Каждый из этих фронтов нес свое особое разрушение и то, что они сошлись, имея один шанс из миллиона, в 1920-е годы, сделало немыслимое реальностью. Результатом стало создание неопределенной третьей Германии после Германской Империи и Веймарской республики. На протяжении следующих двенадцати лет, с 1933 по 1945 гг., в Германии будет продолжаться работа. Большая часть немцев оказалась на буксире, и национал-социалисты стали придавать форму новому веку, структура и ценности которого будут определяться ad hoc [ad hoc (лат.) — на данный случай. — Прим. перев.] сильнейшими{626}.
Глава 10
Варварский князь
ПОДЪЕМ И КРАХ НАЦИОНАЛ-СОЦИАЛИЗМА
Законное германское правительство шло от левого к центристскому на протяжении 1920-х годов, в то время как общественная политика зловеще перемещалась от центристской к правой. Как в начале, так и в конце десятилетия, правили социал-демократические коалиции. В начале 1930-х годов новая крайне правая партия, Национал-социалистическая, и неожиданно выдвинувшийся фашистский лидер Адольф Гитлер методично брали под контроль усталое германское правительство, преимущества над которым они добились искусными маневрами. И захват, и то, что произошло после, были не имеющим прецедентов разрывом с германской политической и культурной традицией.

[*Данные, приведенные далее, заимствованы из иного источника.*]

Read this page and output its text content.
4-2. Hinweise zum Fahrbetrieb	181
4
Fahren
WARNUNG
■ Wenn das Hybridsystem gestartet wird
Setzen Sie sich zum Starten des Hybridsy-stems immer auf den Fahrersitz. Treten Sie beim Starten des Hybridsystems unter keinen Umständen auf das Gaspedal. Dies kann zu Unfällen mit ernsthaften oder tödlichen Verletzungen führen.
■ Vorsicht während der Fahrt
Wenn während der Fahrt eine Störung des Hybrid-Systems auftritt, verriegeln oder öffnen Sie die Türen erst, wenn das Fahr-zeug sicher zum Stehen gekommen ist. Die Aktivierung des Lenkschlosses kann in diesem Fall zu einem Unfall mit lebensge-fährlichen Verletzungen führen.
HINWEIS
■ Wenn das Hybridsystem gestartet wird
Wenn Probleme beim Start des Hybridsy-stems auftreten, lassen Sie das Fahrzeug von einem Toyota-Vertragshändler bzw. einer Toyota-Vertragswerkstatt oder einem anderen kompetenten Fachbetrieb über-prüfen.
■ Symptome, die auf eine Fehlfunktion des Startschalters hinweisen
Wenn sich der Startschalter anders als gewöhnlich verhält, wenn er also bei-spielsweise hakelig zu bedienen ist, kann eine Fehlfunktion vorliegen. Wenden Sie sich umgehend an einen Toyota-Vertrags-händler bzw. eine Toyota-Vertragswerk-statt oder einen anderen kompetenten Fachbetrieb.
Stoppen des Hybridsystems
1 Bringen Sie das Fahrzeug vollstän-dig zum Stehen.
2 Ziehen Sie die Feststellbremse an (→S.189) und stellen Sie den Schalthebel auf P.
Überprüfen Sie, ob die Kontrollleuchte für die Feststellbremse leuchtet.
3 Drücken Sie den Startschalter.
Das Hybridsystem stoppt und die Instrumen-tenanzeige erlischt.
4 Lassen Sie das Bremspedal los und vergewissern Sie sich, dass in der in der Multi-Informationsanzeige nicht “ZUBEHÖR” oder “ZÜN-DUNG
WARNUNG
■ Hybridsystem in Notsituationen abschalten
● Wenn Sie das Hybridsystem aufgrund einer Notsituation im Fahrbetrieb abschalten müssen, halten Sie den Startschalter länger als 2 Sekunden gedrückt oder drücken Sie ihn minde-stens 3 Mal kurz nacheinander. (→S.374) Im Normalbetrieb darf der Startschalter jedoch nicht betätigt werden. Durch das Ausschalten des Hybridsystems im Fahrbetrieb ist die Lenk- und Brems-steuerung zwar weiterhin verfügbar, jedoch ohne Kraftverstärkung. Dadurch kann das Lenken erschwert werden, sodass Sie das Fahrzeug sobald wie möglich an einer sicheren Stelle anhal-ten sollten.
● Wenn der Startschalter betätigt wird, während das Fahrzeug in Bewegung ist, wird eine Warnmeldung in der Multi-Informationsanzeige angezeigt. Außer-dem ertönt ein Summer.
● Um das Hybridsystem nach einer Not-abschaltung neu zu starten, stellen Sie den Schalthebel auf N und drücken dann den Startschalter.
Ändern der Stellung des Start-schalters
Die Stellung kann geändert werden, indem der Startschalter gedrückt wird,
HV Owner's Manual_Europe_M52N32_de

Беспрецедентные условия предшествовали беспрецедентному событию. Между 1922-м и началом 1923 года гиперинфляция отбрасывала смертельные тени на Германию. Она стала результатом слишком больших трат в полные оптимизма годы войны и бесконтрольного печатания денег после для поддержания бастующих немцев и оккупированной французами Рейнланд. За один год, 1921-22, индекс оптовых цен взлетел на 1800 %. Первый год кризиса, 1923-й, закончился с этим индексом на непостижимой отметке — в 1261 миллиард раз больше, чем в базовом 1913 году, когда инфляция еще не являлась серьезной концепцией для немцев. Эти тени, казалось, рассеялись во времена правительства Штреземана, чтобы вернуться, став еще темнее, чем когда-либо, к концу десятилетия. После обвала на Нью-Йоркской бирже в 1929 году Германия, которая давно полагалась на краткосрочные американские займы для выплаты своих долгов, осталась одна с вывернутыми карманами{627}.
За четыре года, между 1929-м и 1933-м, безработица в Германии подпрыгнула так высоко в человеческих единицах, как немецкая валюта упала в денежных: от 1,3 миллиона безработных до более чем 6 миллионов. Многие пострадавшие все еще прекрасно помнили хорошую работу, в то время как другие жили на социалку, или просто попрошайничали уже пять лет — и все это было очень горьким опытом{628}. Новое правительство Веймарской республики было подавлено кризисом и периодически усугубляло его{629}. Каждый проходящий болезненный год делал радикальные политические решения более заслуживающими доверия, а привлечение немцев в партии, выступающие в их защиту, — легче.
ГИТЛЕР
Хотя при основании Национал-социалистическая партия имела смехотворные перспективы, вскоре она и ее малоизвестный лидер, родившийся в Австрии Адольф Гитлер, приобрели все признаки, свидетельствующие об их эпохальной судьбе. Несмотря на усилия правительства Гинденбурга предотвратить это, Гитлер пришел к власти в Германии быстрее и увереннее, чем кто-либо предполагал, за исключением, возможно, его самого.